3115 Pico BoulevardSanta Monica CA 90405USA(23 July 2007)
I was in California for business travelling with some real wine buffs who insisted we go to Valentino’s not for the food but for the wine list. They where rights of course as the wine list is not so much a list as a book. The restaurant has over 200,000 bottles in its cellar and when they drop the wine list in your lap it is quite intimidating. If they have a wine, they also have all notable vintages of that wine, so it is not enough to know the producer you need to know the vintage.
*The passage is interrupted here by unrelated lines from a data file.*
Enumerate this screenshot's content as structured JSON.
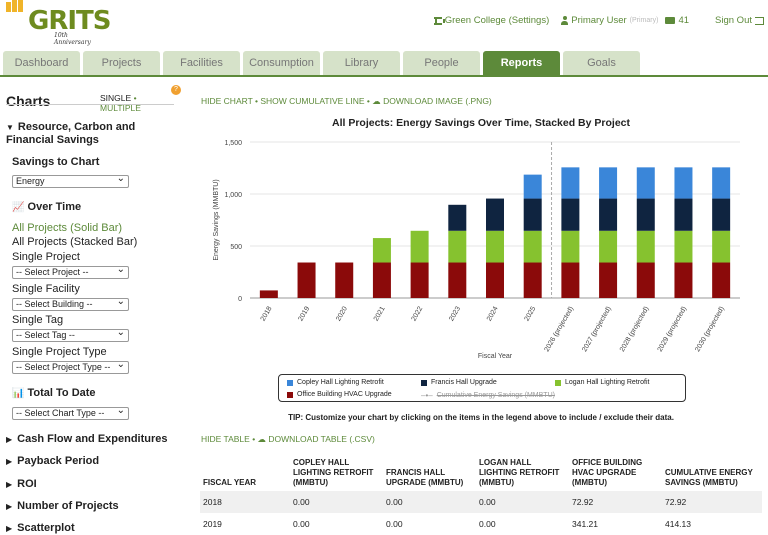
{
  "brand": {
    "name": "GRITS",
    "tagline": "10th Anniversary"
  },
  "topnav": {
    "org": "Green College (Settings)",
    "user": "Primary User",
    "user_tag": "(Primary)",
    "mail_count": "41",
    "signout": "Sign Out"
  },
  "tabs": [
    {
      "label": "Dashboard",
      "w": 77
    },
    {
      "label": "Projects",
      "w": 77
    },
    {
      "label": "Facilities",
      "w": 77
    },
    {
      "label": "Consumption",
      "w": 77
    },
    {
      "label": "Library",
      "w": 77
    },
    {
      "label": "People",
      "w": 77
    },
    {
      "label": "Reports",
      "w": 77
    },
    {
      "label": "Goals",
      "w": 77
    }
  ],
  "sidebar": {
    "title": "Charts",
    "toggle_single": "SINGLE",
    "toggle_multiple": "MULTIPLE",
    "badge": "?",
    "section_resource": "Resource, Carbon and Financial Savings",
    "savings_to_chart": "Savings to Chart",
    "savings_select": "Energy",
    "over_time": "Over Time",
    "all_projects_solid": "All Projects (Solid Bar)",
    "all_projects_stacked": "All Projects (Stacked Bar)",
    "single_project": "Single Project",
    "select_project": "-- Select Project --",
    "single_facility": "Single Facility",
    "select_building": "-- Select Building --",
    "single_tag": "Single Tag",
    "select_tag": "-- Select Tag --",
    "single_project_type": "Single Project Type",
    "select_project_type": "-- Select Project Type --",
    "total_to_date": "Total To Date",
    "select_chart_type": "-- Select Chart Type --",
    "cash_flow": "Cash Flow and Expenditures",
    "payback": "Payback Period",
    "roi": "ROI",
    "num_projects": "Number of Projects",
    "scatterplot": "Scatterplot"
  },
  "chart_links": {
    "hide_chart": "HIDE CHART",
    "show_cumulative": "SHOW CUMULATIVE LINE",
    "download_image": "DOWNLOAD IMAGE (.PNG)"
  },
  "table_links": {
    "hide_table": "HIDE TABLE",
    "download_table": "DOWNLOAD TABLE (.CSV)"
  },
  "tip": "TIP: Customize your chart by clicking on the items in the legend above to include / exclude their data.",
  "colors": {
    "copley": "#3a86d9",
    "francis": "#0f2440",
    "logan": "#86c22f",
    "office": "#8b0a0a",
    "accent": "#5d8a3a"
  },
  "chart_data": {
    "type": "bar",
    "stacked": true,
    "title": "All Projects: Energy Savings Over Time, Stacked By Project",
    "xlabel": "Fiscal Year",
    "ylabel": "Energy Savings (MMBTU)",
    "ylim": [
      0,
      1500
    ],
    "yticks": [
      "0",
      "500",
      "1,000",
      "1,500"
    ],
    "categories": [
      "2018",
      "2019",
      "2020",
      "2021",
      "2022",
      "2023",
      "2024",
      "2025",
      "2026 (projected)",
      "2027 (projected)",
      "2028 (projected)",
      "2029 (projected)",
      "2030 (projected)"
    ],
    "series": [
      {
        "name": "Office Building HVAC Upgrade",
        "values": [
          72.92,
          341.21,
          341.21,
          341.21,
          341.21,
          341.21,
          341.21,
          341.21,
          341.21,
          341.21,
          341.21,
          341.21,
          341.21
        ]
      },
      {
        "name": "Logan Hall Lighting Retrofit",
        "values": [
          0,
          0,
          0,
          235,
          305,
          305,
          305,
          305,
          305,
          305,
          305,
          305,
          305
        ]
      },
      {
        "name": "Francis Hall Upgrade",
        "values": [
          0,
          0,
          0,
          0,
          0,
          250,
          310,
          310,
          310,
          310,
          310,
          310,
          310
        ]
      },
      {
        "name": "Copley Hall Lighting Retrofit",
        "values": [
          0,
          0,
          0,
          0,
          0,
          0,
          0,
          230,
          300,
          300,
          300,
          300,
          300
        ]
      }
    ],
    "legend": [
      {
        "name": "Copley Hall Lighting Retrofit",
        "color": "#3a86d9"
      },
      {
        "name": "Francis Hall Upgrade",
        "color": "#0f2440"
      },
      {
        "name": "Logan Hall Lighting Retrofit",
        "color": "#86c22f"
      },
      {
        "name": "Office Building HVAC Upgrade",
        "color": "#8b0a0a"
      },
      {
        "name": "Cumulative Energy Savings (MMBTU)",
        "color": "#999999",
        "hidden": true
      }
    ],
    "legend_placement": "bottom",
    "projection_divider_after": "2025"
  },
  "table": {
    "headers": [
      "FISCAL YEAR",
      "COPLEY HALL LIGHTING RETROFIT (MMBTU)",
      "FRANCIS HALL UPGRADE (MMBTU)",
      "LOGAN HALL LIGHTING RETROFIT (MMBTU)",
      "OFFICE BUILDING HVAC UPGRADE (MMBTU)",
      "CUMULATIVE ENERGY SAVINGS (MMBTU)"
    ],
    "rows": [
      [
        "2018",
        "0.00",
        "0.00",
        "0.00",
        "72.92",
        "72.92"
      ],
      [
        "2019",
        "0.00",
        "0.00",
        "0.00",
        "341.21",
        "414.13"
      ]
    ]
  }
}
Similarly, if they have the region they have all the notable producers… I just found this confusing.
In the end I settled for a Hofstatter, Pinot Nero Riserva S.Urbano 2000 from Alte Adige and a Voerzio Barolo Cerequio 1996. Choose both because they where pretty reasonable value for money (in a pricey list) and because I know the producers. I hate taking pot shots on wine when I’m with business associates.
The food was pretty decent too! I had summer truffle risotto that was as good as any I’ve ever had. Actually, it was amongst the best I’ve had to be fair. I also had a steak, fillet mignon, with a Balsamic reduction sauce. The beef was really good and perfectly prepared but the sauce was a real disappointment that ruined the whole dish for me. Basically, balsamic vinegar is a very popular ingredient that people tend to use in inappropriate ways.